Big tech being enlisted to solve the migration crisis

4 July 20230 comments

The new head of the UN’s migration agency IOM plans to co-opt tech companies into the work of managing global migration.

Amy Pope, the incoming head of the International Organisation for Migration, says she has talked to companies like Microsoft to see how they can build partnerships to manage global migration.

A record number of people – more than 110 million – are currently forcibly displaced around the world and the Geneva-based IOM is seeking ways to ensure humane and orderly migration.

Ms Pope was Washington’s candidate for the role and beat her Portuguese former boss Antonio Vitorino in an election to decide the role last month.

She said there was a need to ease strain on asylum systems in Western countries she described as “completely overwhelmed”.

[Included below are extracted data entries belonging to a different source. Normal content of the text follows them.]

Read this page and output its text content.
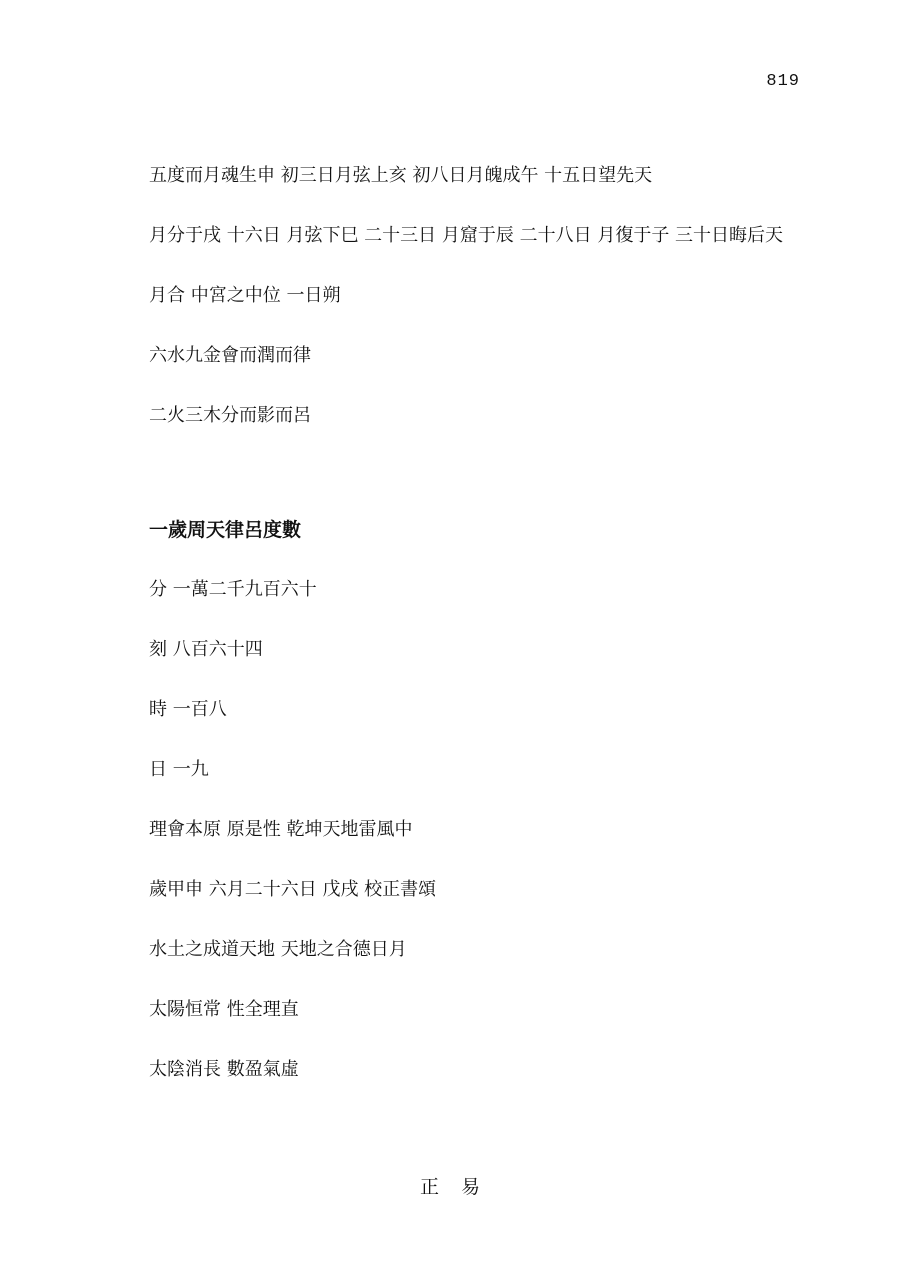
819

五度而月魂生申 初三日月弦上亥 初八日月魄成午 十五日望先天

月分于戌 十六日 月弦下巳 二十三日 月窟于辰 二十八日 月復于子 三十日晦后天

月合 中宮之中位 一日朔

六水九金會而潤而律

二火三木分而影而呂

一歲周天律呂度數

分 一萬二千九百六十

刻 八百六十四

時 一百八

日 一九

理會本原 原是性 乾坤天地雷風中

歲甲申 六月二十六日 戊戌 校正書頌

水土之成道天地 天地之合德日月

太陽恒常 性全理直

太陰消長 數盈氣虛

正易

“I want to go to the private sector being a major part of how we deliver around the world. It’s not just about doing good. It’s really about building a partnership for sustainability,” Ms Pope said in a recent interview.

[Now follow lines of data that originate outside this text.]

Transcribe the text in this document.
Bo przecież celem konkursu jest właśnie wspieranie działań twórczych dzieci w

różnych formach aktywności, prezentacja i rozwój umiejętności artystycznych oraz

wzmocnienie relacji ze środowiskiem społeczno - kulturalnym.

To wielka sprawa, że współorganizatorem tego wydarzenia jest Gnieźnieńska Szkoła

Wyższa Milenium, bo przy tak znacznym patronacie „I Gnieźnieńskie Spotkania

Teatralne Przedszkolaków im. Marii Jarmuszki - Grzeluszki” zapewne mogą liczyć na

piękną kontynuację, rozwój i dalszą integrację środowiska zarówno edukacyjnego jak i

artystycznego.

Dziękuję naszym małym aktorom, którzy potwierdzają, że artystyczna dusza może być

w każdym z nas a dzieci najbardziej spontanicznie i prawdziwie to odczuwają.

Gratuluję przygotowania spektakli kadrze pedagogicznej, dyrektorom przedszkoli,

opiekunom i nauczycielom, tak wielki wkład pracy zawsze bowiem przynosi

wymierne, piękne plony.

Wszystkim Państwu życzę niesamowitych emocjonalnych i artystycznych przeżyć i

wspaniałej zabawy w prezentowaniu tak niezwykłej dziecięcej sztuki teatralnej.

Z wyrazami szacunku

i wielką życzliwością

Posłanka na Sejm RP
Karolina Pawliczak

At present, only about $15 million of IOM’s total budget of $2.5 billion comes from the private sector, she said.

Ms Pope said that such projects were examples of creating alternatives for economic migrants who might otherwise use the asylum system.

When asked about new asylum restrictions imposed by US president Joe Biden at the US-Mexico border last month, she said she would wait to see what happens with how the policy is implemented.

Under the new Biden policy, migrants who pass through Mexico or other countries without seeking protection or fail to use US legal pathways from abroad will generally be denied asylum if they cross the border illegally.

Ms Pope, who worked as a White House advisor and whose candidacy was backed by Biden personally, will become the 11th IOM head. All but two of them have been American.

Another priority of her mandate is to create more “climate sustainable solutions” for migration, she said.

But Ms Pope said does not currently support giving those fleeing climate change’s effects refugee status.

The world’s deadliest migration route is from North Africa to Europe via the central Mediterranean and hundreds have drowned there this year.

Ms Pope described the issue as a “symptom” of what is happening in many places – desperation pushing people to pursue dangerous journeys.

“My hope, my intent is that collectively, we can raise that perspective to 30,000 feet,” she said.